Abstract: Geomagnetic data assimilation aims at constraining the state of the geodynamo working at the Earth’s deep interior by sparse magnetic observations at and above the Earth’s surface. Due to difficulty separating the different magnetic field sources in the observations, spectral models of the geomagnetic field are generally used as inputs for data assimilation. However, the assimilation of raw pointwise observations can be relevant within certain configurations, specifically with paleomagnetic and historical geomagnetic data. Covariance localisation, which is a key ingredient to the assimilation performance in an ensemble framework, is relatively unexplored, and differs with respect to spectral and pointwise observations. This chapter introduces the main characteristics of geomagnetic data and magnetic field models, and explores the role of model and observation covariances and localisation in typical assimilation set-ups, focusing on the use of 3D dynamo simulations as the background model.

Abstract: Operational forecasts of volcanic clouds are a key decision-making component for civil protection agencies and aviation authorities during the occurrence of volcanic crises. Quantitative operational forecasts are challenging due to the large uncertainties that typically exist on characterising volcanic emissions in real time. Data assimilation, including source term inversion, has long been recognised by the scientific community as a mechanism to reduce quantitative forecast errors. In terms of research, substantial progress has occurred during the last decade following the recommendations from the ash dispersal forecast workshops organised by the International Union of Geodesy and Geophysics (IUGG) and the World Meteorological Organization (WMO). The meetings held in Geneva in 2010–11 in the aftermath of the 2010 Eyjafjallajökull eruption identified data assimilation as a research priority. This Chapter reviews the scientific progress and its transfer into operations, which is leveraging a new generation of operational forecast products.

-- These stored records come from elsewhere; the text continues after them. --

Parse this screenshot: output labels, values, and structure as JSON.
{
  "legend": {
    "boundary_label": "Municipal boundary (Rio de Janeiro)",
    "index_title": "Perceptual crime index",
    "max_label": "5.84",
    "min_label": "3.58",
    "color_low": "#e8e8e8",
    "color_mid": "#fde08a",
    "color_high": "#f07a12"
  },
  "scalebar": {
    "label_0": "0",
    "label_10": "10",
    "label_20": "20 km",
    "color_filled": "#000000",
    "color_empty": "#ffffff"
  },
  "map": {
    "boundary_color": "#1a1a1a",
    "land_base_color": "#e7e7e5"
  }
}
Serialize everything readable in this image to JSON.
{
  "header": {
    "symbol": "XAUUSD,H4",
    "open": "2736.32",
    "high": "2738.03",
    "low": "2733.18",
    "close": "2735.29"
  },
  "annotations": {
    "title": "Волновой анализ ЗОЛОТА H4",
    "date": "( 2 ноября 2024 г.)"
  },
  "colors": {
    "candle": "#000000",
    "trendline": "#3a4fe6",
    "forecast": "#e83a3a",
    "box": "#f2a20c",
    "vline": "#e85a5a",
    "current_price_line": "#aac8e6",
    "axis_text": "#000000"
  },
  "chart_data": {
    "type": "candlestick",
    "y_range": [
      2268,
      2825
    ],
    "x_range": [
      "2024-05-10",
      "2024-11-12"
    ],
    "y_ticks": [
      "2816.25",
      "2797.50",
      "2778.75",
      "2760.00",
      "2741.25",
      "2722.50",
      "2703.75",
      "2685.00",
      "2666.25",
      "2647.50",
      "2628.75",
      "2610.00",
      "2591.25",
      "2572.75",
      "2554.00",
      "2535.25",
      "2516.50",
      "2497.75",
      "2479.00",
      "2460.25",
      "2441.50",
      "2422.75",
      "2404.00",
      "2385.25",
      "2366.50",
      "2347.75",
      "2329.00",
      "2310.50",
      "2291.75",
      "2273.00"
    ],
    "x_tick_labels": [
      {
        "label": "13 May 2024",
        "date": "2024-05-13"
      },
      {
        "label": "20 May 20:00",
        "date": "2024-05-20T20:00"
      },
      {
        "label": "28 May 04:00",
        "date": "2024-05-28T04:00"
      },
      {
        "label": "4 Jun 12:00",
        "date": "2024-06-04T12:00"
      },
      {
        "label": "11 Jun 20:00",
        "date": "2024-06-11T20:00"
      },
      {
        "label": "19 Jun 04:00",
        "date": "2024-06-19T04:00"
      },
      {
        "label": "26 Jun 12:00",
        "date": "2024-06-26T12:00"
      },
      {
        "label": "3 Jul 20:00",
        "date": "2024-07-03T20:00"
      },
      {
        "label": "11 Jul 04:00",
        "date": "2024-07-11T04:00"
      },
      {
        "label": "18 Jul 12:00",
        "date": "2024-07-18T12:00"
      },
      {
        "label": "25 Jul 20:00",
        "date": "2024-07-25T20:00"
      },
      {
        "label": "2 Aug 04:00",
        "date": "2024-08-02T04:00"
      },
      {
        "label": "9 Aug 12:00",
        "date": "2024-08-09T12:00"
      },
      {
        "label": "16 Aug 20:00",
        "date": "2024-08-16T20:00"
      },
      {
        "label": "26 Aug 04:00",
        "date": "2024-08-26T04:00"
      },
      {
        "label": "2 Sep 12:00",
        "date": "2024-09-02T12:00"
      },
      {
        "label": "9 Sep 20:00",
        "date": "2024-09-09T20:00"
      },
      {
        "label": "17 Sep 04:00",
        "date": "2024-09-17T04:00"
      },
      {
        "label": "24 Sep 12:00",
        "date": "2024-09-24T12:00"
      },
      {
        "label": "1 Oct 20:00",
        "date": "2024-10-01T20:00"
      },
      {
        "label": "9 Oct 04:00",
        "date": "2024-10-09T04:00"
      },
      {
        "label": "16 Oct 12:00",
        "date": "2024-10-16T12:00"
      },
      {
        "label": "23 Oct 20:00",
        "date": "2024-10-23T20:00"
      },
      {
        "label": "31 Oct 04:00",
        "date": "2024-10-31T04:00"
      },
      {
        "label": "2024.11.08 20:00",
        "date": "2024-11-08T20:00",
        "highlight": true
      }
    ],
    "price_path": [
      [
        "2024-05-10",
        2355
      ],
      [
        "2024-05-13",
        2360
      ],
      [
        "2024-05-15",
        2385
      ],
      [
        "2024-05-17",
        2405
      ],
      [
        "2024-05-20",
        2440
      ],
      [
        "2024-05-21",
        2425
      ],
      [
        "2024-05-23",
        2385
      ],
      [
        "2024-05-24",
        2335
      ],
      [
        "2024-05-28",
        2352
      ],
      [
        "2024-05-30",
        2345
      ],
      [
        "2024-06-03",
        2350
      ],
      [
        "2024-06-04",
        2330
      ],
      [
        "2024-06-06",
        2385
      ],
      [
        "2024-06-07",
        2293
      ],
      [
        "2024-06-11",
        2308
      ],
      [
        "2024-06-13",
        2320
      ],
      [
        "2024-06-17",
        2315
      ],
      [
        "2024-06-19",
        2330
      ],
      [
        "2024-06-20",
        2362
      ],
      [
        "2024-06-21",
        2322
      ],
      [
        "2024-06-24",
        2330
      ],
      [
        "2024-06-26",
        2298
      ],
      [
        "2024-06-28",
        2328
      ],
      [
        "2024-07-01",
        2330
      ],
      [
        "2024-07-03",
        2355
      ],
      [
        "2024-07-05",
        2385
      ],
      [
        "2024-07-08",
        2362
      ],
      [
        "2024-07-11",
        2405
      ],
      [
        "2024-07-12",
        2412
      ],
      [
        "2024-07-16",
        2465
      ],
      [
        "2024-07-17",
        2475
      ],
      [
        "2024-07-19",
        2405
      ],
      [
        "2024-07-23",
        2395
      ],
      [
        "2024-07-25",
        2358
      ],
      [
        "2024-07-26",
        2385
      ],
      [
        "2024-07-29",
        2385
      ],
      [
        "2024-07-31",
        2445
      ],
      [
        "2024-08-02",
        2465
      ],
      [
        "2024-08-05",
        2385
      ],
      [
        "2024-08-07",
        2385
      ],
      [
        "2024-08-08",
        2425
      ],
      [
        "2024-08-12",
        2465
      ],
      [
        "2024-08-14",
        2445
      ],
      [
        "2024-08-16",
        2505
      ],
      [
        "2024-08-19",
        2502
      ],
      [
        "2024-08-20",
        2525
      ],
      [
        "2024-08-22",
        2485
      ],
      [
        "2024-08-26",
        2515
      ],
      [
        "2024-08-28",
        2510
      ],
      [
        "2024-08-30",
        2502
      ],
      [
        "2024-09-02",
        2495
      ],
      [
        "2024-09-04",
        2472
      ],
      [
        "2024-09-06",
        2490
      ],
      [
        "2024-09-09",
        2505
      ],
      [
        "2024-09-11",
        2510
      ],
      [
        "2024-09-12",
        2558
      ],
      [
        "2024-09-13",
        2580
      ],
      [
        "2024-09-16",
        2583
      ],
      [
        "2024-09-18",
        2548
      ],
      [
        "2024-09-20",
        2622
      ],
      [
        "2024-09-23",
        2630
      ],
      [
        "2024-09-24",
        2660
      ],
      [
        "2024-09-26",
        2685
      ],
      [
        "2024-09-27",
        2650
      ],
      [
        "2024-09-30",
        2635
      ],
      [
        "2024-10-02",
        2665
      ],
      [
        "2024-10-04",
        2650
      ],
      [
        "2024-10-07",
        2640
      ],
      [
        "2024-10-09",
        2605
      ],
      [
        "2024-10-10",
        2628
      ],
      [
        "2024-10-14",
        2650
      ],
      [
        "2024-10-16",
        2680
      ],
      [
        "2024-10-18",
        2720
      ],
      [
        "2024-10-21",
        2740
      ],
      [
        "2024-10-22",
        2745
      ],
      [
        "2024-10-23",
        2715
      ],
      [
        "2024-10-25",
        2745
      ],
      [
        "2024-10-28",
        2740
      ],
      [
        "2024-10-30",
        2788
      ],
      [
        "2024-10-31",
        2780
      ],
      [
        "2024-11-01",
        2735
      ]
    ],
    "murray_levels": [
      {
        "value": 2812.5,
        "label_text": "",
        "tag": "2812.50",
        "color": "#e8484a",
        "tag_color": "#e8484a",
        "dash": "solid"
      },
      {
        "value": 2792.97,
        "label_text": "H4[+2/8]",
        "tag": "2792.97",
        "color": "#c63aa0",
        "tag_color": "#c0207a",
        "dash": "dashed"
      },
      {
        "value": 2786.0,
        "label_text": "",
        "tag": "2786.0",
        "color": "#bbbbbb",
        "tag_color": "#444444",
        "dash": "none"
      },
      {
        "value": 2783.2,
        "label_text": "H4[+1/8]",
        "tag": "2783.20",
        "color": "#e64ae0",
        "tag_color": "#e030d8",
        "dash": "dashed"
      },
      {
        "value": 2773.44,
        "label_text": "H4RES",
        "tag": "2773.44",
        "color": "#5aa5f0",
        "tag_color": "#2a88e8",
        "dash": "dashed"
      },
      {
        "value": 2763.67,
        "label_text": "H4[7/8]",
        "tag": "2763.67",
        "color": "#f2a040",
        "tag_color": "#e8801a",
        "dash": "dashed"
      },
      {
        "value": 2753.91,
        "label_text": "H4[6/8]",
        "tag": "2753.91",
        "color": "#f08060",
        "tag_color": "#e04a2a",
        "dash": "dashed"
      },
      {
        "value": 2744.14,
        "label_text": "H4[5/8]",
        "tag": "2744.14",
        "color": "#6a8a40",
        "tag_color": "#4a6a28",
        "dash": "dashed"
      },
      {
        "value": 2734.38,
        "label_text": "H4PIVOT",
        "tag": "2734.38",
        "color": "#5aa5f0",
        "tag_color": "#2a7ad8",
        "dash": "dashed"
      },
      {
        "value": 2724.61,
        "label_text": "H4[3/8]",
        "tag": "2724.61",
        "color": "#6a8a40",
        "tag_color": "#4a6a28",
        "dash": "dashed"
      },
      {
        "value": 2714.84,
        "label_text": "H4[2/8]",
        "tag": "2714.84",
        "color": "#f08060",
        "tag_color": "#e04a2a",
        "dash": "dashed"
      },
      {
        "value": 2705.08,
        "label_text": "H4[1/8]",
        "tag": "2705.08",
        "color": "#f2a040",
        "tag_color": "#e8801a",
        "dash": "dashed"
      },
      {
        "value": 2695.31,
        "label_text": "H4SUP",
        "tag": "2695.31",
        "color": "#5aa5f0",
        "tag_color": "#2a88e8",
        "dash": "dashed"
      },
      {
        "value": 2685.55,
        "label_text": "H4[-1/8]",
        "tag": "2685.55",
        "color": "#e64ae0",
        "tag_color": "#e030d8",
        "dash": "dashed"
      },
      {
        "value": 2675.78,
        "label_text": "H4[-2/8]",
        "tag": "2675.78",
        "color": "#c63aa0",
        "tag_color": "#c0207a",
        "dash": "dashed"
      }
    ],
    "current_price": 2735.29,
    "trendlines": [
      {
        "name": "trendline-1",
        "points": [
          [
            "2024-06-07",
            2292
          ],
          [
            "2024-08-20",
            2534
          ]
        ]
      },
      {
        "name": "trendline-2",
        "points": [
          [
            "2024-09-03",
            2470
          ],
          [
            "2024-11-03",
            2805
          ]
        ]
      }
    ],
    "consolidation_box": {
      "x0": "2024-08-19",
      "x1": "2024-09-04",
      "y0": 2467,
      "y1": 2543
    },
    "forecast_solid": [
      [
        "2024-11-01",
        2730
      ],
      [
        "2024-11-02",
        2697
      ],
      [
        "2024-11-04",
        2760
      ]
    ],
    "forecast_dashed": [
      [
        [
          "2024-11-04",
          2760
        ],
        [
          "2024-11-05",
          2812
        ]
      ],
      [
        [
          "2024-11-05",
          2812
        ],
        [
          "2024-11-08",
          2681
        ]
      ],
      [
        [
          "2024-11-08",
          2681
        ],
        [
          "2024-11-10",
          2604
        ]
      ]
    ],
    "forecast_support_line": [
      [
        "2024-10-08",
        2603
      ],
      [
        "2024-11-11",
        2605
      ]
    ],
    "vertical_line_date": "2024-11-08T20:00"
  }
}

Abstract: Lava flow and lava dome growth are two main manifestations of effusive volcanic eruptions. Less-viscous lava tends to flow long distances depending on slope topography, heat exchange with the surroundings, eruption rate, and the erupted magma rheology. When magma is highly viscous, its eruption on the surface results in a lava dome formation, and an occasional collapse of the dome may lead to a pyroclastic flow. In this chapter, we consider two models of lava dynamics: a lava flow model to determine the internal thermal state of the flow from its surface thermal observations, and a lava dome growth model to determine magma viscosity from the observed lava dome morphological shape. Both models belong to a set of inverse problems. In the first model, the lava thermal conditions at the surface (at the interface between lava and the air) are known from observations, but its internal thermal state is unknown. A variational (adjoint) assimilation method is used to propagate the temperature and heat flow inferred from surface measurements into the interior of the lava flow. In the second model, the lava dome viscosity is estimated based on a comparison between the observed and simulated morphological shapes of lava dome shapes using computer vision techniques.